Après le scandale du mois dernier concernant la protection des mineurs contre la pédocriminalité aux USA, la série noire pour Meta continue. Ici, c’est le système d’abonnement payant que l’entreprise avait lancé à la rentrée qui est dans le collimateur. L’UFC-Que Choisir ainsi qu’un groupement d’associations de consommateurs issus de huit pays européens ont décidé de porter plainte contre l’entreprise. La raison ? Des pratiques plus que controversées concernant la récolte de données sur Instagram et Facebook.

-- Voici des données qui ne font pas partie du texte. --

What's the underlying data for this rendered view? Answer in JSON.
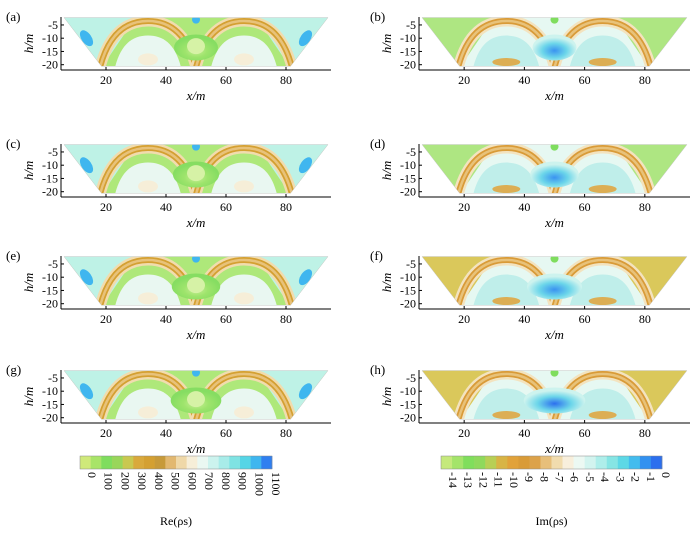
{
  "panels": [
    {
      "label": "(a)",
      "kind": "real",
      "sharpness": 1.0
    },
    {
      "label": "(b)",
      "kind": "imag",
      "sharpness": 1.0
    },
    {
      "label": "(c)",
      "kind": "real",
      "sharpness": 1.05
    },
    {
      "label": "(d)",
      "kind": "imag",
      "sharpness": 1.1
    },
    {
      "label": "(e)",
      "kind": "real",
      "sharpness": 1.1
    },
    {
      "label": "(f)",
      "kind": "imag",
      "sharpness": 1.25
    },
    {
      "label": "(g)",
      "kind": "real",
      "sharpness": 1.15
    },
    {
      "label": "(h)",
      "kind": "imag",
      "sharpness": 1.4
    }
  ],
  "axes": {
    "xlabel": "x/m",
    "ylabel": "h/m",
    "xticks": [
      "20",
      "40",
      "60",
      "80"
    ],
    "yticks": [
      "-5",
      "-10",
      "-15",
      "-20"
    ],
    "xrange": [
      5,
      95
    ],
    "yrange": [
      -2,
      -22
    ]
  },
  "colorbar_real": {
    "label": "Re(ρs)",
    "ticks": [
      "0",
      "100",
      "200",
      "300",
      "400",
      "500",
      "600",
      "700",
      "800",
      "900",
      "1000",
      "1100"
    ],
    "colors": [
      "#cfe97a",
      "#a8e468",
      "#7fdd5e",
      "#99d65a",
      "#c9c850",
      "#d9a93c",
      "#d4a032",
      "#c79a3a",
      "#e2b870",
      "#efd8a8",
      "#f6eed8",
      "#eaf8f2",
      "#ccf3ee",
      "#a8ece9",
      "#7fe3e3",
      "#55d5e6",
      "#3fb6ef",
      "#2f7ff0"
    ]
  },
  "colorbar_imag": {
    "label": "Im(ρs)",
    "ticks": [
      "-14",
      "-13",
      "-12",
      "-11",
      "-10",
      "-9",
      "-8",
      "-7",
      "-6",
      "-5",
      "-4",
      "-3",
      "-2",
      "-1",
      "0"
    ],
    "colors": [
      "#c5e97c",
      "#a4e46a",
      "#80de5c",
      "#8fd95c",
      "#b8cf55",
      "#d8b445",
      "#e1a23a",
      "#d99b38",
      "#dca24a",
      "#e7bf7a",
      "#f1dcae",
      "#f8efdc",
      "#ecf9f3",
      "#d2f4ef",
      "#aeeeea",
      "#86e5e4",
      "#5dd8e6",
      "#43bcee",
      "#3291f0",
      "#2c6fee"
    ]
  }
}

Une offre commerciale dans la ligne de mire
En novembre dernier, Meta a introduit auprès de ses utilisateurs une nouvelle option, sous la forme d’un abonnement payant à Facebook et Instagram. Contre 9,99 euros mensuels, les utilisateurs pouvaient éviter les publicités et la collecte de données.
Une démarche qui avait rapidement attiré l’attention du Bureau européen des unions des consommateurs ainsi que de l’UFC-Que Choisir, qui avaient porté plainte pour pratiques commerciales trompeuses. Meta s’était également attiré les foudres de l’ONG Nyob quelque temps après le lancement de son offre.
Le feuilleton judiciaire ne s’arrête pas là, puisque cette fois, c’est du RGPD (Règlement général sur la protection des données) dont il est question. Plutôt de son non-respect de la part de Meta. Est-ce vraiment une surprise ?
Le RGPD, ce casse-tête que Meta préfère ignorer
Lorsque l’UFC-Que Choisir saisit l’appareil judiciaire, c’est rarement pour de mauvaises raisons. On connaît la détermination de l’association lorsqu’il s’agit de défendre les consommateurs et c’est un véritable sniper qui ne laisse aucune chance aux entreprises qui transgressent les lois.
Frithjof Michaelsen est chargé de mission pour le secteur numérique chez l’UFC-que Choisir. Il critique assez sévèrement la manière dont Meta gère les données personnelles des usagers de ses services. Selon lui, l’entreprise continue bel et bien à collecter les données des personnes ayant souscrit à un abonnement payant. Il estime que cette offre n’est qu’un « écran de fumée de la part de Meta ».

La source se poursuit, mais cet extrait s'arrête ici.